Let $a_n$ be the number of ways to do it for a $2 \times n.$ By casework on whether or not the last $2 \times 1$ is composed of two black squares, it's easy to obtain the recursion $a_n = a_{n-1} + a_{n-2}$ for $n \ge 3.$ It's easy to see that $a_1 = 4, a_2 = 15.$ Now, let's define $(b_{2k}, b_{2k+1}) = \left(\frac{a_{2k}}{3^k}, \frac{a_{2k+1}}{3^k}\right)$ for each $k \in \mathbb{N}.$ We get that $(b_{2i+2}, b_{2i+3}) = (b_i + b_{i+1}, 3b_i + 4b_{i+1})$ for each $i \in \mathbb{N}.$ Looking at the sequence $\{b_i\}$ modulo $9$, it's easy to obtain that it is periodic with period $18$: $$b_1 = 4, b_2 = 5, b_3 = 1, b_4 = 6, b_5 = 1, b_6 = 7, b_7 = 4, b_8 = 2, b_9 = 1, b_{10} = 3, b_{11} = 1, b_{12} = 4, b_{13} = 4, b_{14} = 8, b_{15} = 1, b_{16} = 0, b_{17} = 1, b_{18} = 1, b_{18} = 4, b_{19} = 5, b_{20} = 1, \cdots$$ Thus, we get that $b_{2018} \equiv b_2 \equiv 5$ (mod $9$), and so $a_{2018} = 3^{1009} \cdot b^{2018}$ clearly has a $v_3$ of $\boxed{1009}.$ $\square$

Maybe I'm wrong, but I think you've chosen the wrong recursion. Indeed, from a 2*(n+1) grid, we part an 2*n grid and the last two cells, for each of the four combination for the last two cells, we have a_n combinations for the 2*n grid UNLESS the last two cells of the 2*n grid are black and thus subtracting a_(n-1) from 4*a_n Thus the sequence is a_(n+1)= 4*a_n - a_(n-1),( by the way you can easily check a_3 =57=15*4-3) Then again, by an easy induction, every term is going to be either 3 or 6 (mod 9) and we get k=1. Please comment if I didn't notice something

Let $P_n$ be the number of colourings of a $2\times n$ grid, $A_n$ be the number of colourings in which the first two sqaures are coloured black and $B_n$ be the number of colourings in which at least one of the first two squares is coloured white.
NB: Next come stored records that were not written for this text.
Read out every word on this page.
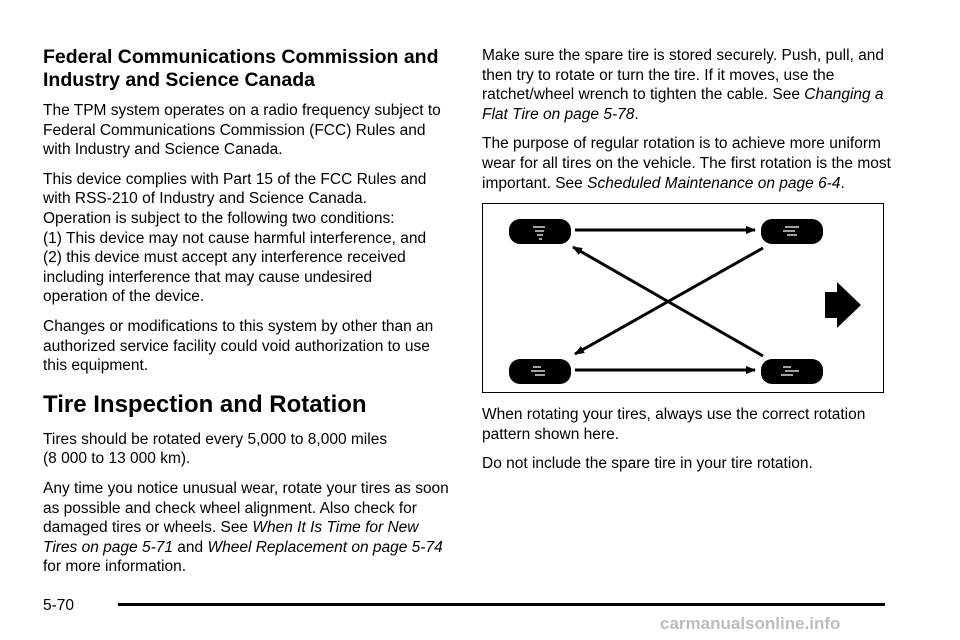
Federal Communications Commission and Industry and Science Canada

The TPM system operates on a radio frequency subject to Federal Communications Commission (FCC) Rules and with Industry and Science Canada.

This device complies with Part 15 of the FCC Rules and
with RSS-210 of Industry and Science Canada.
Operation is subject to the following two conditions:
(1) This device may not cause harmful interference, and
(2) this device must accept any interference received
including interference that may cause undesired
operation of the device.

Changes or modifications to this system by other than an authorized service facility could void authorization to use this equipment.

Tire Inspection and Rotation

Tires should be rotated every 5,000 to 8,000 miles
(8 000 to 13 000 km).

Any time you notice unusual wear, rotate your tires as soon as possible and check wheel alignment. Also check for damaged tires or wheels. See When It Is Time for New Tires on page 5-71 and Wheel Replacement on page 5-74 for more information.

Make sure the spare tire is stored securely. Push, pull, and then try to rotate or turn the tire. If it moves, use the ratchet/wheel wrench to tighten the cable. See Changing a Flat Tire on page 5-78.

The purpose of regular rotation is to achieve more uniform wear for all tires on the vehicle. The first rotation is the most important. See Scheduled Maintenance on page 6-4.

When rotating your tires, always use the correct rotation pattern shown here.

Do not include the spare tire in your tire rotation.

5-70
carmanualsonline.info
Then $P_1=4$, $P_2=15$, and for $n\geq 3$, \begin{align*} P_n &= A_n + B_n \\ A_n &= B_{n-1} \\ B_n &= 3(B_{n-1}+A_{n-1}) \\ \therefore \qquad A_n &= 3(B_{n-2}+A_{n-2}) \\ \therefore \qquad B_n &= 3(B_{n-1}+B_{n-2}) \\ \therefore \qquad P_n &= 3(P_{n-1}+P_{n-2}) \end{align*}Let $v(n)$ denote the highest power of 3 that divides $P_n$. We have that $v(1)=0$, $v(2)=1$, $v(3)=1$, $v(4)=3$, $v(5)=2$, $v(6)=3$, etc. It is easy to see by induction that $v(2k-1) \geq k-1$, $v(2k)\geq k$. That is, $v(n)\geq \lfloor \frac{n}{2}\rfloor$. Let $Q_n=\frac{P}{3^{\lfloor n/2\rfloor}}$. Then $Q_n$ saitisfies the recurrence relations: \begin{align*} Q_{2k} &= Q_{2k-1}+Q_{2k-2} \\ Q_{2k-1} &= 3Q_{2k-2}+Q_{2k-3} \end{align*}From this, we have $Q_1=4$, $Q_2=5$, $Q_3=19$, $Q_4=24$, $Q_5=91$, etc. Taking mod 3 of the above relations, we have \begin{align*} Q_{2k} &= Q_{2k-1}+Q_{2k-2}\pmod{3} \\ Q_{2k-1} &= Q_{2k-3} \pmod{3}. \end{align*}The second equation gives $Q_n\equiv Q_1\equiv 1\pmod{3}$ for all $n$ odd. Therefore, $Q_{2k}\equiv 1+Q_{2k-2}\pmod{3}$. Inductively, $Q_{2k}\equiv k-1+Q_2 \pmod{3}$. Since $Q_2=5$, we have $Q_{2k}\equiv k+1\pmod{3}$. Thus, \[Q_{2018}\equiv 1010\equiv 2\pmod{3}.\]Therefore, $P_{2018}/3^{1009}=Q_{2018}$ is not divisible by 3. In other words, $v(2018)=1009$.